Император опять согласился. Ему самому теперь казалось, что надо подробно побеседовать с этим магом, сумевшим так покорить душу августы. Видимо, это, в самом деле, человек значительный; может быть, он понимает и в астрологии, и тогда хорошо бы сверить его предсказания с гороскопами Биона.
Император настолько уверовал в сон августы, что даже появление Галерия напомнило ему о враче.

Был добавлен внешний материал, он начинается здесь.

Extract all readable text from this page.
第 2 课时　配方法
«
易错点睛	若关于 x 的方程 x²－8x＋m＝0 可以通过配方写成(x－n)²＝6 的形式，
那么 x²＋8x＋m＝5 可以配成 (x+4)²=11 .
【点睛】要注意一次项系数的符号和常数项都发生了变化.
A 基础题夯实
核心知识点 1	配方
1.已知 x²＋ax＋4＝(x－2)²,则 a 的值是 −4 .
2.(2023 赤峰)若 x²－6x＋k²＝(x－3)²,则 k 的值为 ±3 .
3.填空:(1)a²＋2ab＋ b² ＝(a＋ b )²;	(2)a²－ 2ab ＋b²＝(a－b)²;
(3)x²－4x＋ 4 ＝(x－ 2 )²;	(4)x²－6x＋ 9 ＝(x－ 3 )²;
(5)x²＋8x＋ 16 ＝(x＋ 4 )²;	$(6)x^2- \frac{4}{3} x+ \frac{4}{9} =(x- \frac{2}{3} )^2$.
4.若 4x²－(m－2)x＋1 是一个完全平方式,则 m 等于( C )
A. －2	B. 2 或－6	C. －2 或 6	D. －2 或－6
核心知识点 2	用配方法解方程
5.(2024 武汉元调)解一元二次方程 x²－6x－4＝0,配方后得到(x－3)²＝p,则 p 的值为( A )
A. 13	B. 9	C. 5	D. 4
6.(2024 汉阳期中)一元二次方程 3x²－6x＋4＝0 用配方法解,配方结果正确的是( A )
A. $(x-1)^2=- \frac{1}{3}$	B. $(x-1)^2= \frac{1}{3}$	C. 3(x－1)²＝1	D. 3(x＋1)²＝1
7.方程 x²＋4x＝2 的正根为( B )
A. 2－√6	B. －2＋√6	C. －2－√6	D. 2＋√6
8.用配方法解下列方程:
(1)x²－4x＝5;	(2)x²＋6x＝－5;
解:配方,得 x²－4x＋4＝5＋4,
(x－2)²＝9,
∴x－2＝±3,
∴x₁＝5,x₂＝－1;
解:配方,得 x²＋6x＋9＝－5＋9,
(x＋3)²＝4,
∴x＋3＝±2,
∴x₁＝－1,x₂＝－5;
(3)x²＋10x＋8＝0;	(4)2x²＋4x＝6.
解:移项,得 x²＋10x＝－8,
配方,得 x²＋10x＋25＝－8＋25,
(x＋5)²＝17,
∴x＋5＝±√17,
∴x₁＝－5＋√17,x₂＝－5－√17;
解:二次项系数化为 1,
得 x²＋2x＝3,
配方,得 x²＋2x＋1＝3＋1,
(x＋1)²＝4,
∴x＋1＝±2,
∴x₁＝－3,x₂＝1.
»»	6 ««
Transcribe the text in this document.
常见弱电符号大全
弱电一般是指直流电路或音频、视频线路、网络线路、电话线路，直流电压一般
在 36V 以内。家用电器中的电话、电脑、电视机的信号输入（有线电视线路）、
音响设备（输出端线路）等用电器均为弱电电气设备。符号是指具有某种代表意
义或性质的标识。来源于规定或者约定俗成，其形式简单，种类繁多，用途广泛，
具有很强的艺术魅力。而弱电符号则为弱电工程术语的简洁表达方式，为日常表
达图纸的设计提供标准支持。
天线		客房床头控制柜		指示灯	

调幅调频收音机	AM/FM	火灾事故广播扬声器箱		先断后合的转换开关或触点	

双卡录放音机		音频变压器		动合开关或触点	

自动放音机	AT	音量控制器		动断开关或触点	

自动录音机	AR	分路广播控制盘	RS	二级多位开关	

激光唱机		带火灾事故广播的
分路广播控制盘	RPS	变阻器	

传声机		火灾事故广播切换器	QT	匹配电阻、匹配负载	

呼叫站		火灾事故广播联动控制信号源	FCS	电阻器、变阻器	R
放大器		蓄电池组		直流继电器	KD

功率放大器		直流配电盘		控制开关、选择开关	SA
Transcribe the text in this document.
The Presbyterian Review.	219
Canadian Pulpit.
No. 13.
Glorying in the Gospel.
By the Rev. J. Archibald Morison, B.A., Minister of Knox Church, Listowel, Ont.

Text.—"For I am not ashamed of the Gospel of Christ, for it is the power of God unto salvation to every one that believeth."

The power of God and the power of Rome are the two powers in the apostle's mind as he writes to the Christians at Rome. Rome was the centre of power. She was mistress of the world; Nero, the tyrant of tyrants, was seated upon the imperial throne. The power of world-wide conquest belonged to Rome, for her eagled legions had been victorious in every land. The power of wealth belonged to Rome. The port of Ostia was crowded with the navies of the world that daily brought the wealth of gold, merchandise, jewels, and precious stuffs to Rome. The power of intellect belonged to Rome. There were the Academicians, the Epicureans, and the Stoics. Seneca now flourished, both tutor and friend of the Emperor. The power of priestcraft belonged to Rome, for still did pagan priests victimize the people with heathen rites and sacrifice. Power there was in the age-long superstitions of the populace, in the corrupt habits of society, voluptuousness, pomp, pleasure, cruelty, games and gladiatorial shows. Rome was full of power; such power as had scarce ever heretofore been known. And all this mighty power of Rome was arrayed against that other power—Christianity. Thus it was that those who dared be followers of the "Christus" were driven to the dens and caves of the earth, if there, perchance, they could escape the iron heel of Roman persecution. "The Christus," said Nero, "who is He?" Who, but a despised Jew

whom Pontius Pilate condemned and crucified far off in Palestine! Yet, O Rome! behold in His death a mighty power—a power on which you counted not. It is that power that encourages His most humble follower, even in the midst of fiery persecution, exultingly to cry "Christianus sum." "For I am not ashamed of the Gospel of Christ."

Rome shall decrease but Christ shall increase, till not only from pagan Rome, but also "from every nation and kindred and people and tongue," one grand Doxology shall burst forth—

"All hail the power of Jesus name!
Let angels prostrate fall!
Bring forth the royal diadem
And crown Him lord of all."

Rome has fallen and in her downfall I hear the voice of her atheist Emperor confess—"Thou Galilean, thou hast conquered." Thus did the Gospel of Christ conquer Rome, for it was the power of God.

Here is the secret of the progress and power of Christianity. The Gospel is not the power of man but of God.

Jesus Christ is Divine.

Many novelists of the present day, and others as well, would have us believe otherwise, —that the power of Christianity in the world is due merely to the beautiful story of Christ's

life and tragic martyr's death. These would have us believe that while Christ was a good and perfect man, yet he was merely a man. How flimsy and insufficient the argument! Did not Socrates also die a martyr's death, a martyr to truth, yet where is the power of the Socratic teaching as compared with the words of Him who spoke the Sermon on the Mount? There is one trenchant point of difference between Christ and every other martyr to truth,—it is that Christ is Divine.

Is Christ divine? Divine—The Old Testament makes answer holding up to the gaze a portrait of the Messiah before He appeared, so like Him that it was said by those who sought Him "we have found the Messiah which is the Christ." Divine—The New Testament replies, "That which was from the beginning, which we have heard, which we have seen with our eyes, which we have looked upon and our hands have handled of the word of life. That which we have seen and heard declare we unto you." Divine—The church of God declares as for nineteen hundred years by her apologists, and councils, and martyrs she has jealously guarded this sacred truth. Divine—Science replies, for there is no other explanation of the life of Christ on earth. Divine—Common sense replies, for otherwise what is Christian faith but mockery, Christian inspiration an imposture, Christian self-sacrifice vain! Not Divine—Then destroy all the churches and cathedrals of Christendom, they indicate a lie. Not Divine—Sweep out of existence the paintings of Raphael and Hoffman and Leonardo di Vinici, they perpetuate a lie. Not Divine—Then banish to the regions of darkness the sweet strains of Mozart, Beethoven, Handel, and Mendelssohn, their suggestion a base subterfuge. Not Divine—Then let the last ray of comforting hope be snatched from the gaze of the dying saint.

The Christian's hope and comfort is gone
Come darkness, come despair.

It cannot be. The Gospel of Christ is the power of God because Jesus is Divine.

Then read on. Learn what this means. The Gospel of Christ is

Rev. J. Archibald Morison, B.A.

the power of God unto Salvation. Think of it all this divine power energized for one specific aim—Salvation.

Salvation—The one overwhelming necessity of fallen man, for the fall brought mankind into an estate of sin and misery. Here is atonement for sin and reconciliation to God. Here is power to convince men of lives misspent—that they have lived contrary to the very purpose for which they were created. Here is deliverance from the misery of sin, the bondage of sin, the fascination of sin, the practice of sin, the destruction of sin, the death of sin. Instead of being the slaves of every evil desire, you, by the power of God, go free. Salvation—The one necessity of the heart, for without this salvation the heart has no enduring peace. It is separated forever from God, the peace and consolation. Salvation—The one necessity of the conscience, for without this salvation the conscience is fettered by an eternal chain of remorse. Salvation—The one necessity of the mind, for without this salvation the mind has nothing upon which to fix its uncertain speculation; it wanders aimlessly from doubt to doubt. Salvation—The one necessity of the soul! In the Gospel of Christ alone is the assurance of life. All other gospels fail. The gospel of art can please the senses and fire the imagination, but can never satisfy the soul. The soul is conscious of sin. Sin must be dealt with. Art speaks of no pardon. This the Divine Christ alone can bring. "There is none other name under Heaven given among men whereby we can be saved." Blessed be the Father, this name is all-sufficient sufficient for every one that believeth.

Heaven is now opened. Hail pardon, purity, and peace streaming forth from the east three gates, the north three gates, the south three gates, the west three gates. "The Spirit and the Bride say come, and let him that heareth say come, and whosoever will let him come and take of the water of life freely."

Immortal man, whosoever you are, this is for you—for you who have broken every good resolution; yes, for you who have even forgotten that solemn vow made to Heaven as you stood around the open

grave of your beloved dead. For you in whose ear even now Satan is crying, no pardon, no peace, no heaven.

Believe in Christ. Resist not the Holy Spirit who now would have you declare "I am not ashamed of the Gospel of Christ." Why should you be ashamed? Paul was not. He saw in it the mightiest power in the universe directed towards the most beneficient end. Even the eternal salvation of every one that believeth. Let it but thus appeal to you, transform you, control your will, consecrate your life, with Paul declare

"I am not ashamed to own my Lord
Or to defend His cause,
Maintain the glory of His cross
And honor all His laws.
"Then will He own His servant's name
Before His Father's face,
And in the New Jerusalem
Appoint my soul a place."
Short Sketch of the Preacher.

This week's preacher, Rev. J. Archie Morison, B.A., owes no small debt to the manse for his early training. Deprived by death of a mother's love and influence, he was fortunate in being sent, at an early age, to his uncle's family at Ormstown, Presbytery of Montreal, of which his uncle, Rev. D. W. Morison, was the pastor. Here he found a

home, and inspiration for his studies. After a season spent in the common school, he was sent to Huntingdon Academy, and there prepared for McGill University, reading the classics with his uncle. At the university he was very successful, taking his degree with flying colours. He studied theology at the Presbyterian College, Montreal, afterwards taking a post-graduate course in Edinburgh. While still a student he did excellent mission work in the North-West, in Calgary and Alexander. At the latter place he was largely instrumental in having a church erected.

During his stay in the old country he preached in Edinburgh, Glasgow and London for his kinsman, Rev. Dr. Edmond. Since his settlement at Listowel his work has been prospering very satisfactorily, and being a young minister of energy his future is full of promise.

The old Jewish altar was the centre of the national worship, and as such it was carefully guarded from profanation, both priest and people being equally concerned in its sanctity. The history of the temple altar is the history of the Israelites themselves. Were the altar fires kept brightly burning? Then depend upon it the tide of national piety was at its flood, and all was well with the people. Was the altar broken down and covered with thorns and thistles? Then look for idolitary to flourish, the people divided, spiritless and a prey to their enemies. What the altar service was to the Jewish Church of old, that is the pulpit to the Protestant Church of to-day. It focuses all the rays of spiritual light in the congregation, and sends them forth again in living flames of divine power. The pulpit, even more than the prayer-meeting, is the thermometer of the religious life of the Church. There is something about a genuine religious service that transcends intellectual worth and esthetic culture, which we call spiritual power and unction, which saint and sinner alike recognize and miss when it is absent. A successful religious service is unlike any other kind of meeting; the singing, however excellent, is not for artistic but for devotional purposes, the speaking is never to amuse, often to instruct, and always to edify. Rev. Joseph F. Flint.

Цезарь прибыл как раз в тот день, когда августа ожидала Пантелеймона.
Пастух явился одетый по-дорожному, в круглом военном плаще, с кожаным мешком через плечо. Из гавани, где его, по поручению Диоклетиана, встречали Максентий и Константин, он поспешил прямо к императору.
– Хере![133]– подняв правую руку, приветствовал он императора. Латынь не давалась Галерйю, и среди своих он предпочитал говорить по-гречески.
– Привет тебе, цезарь, – улыбнулся император. – Ты что, один приехал? Не привез с собой врача Пантелеймона?
Галерий вздрогнул. Кровь отхлынула от его всегда красного лица.
– Как ты узнал, государь? – хрипло спросил он. Потом кивнул принцепсам: – Выйдите!
Император, удивленный, показал им на боковую дверь.
– Ступайте туда… Да что с тобой, Галерий?
Цезарь скинул с плеча кожаный мешок, достал оттуда другой, полотняный, весь в красных пятнах, развязал его и вытащил оттуда человеческую голову, с волосами и ресницами, слипшимися от крови. Когда Галерий поставил ее на стол, из нее посыпались темные, пропитанные кровью опилки.
– Вот тот, кого ты желал видеть, государь! Это врач Пантелеймон. Бунтовщик, оскорбитель величества, посягнувший на твою священную жизнь. Не забудь принести богам величайшую благодарственную жертву, государь, за то, что они вовремя предали его мне в руки.
Щеки Галерия порозовели. Зато у императора лицо побледнело, как то мертвое лицо, на которое он смотрел.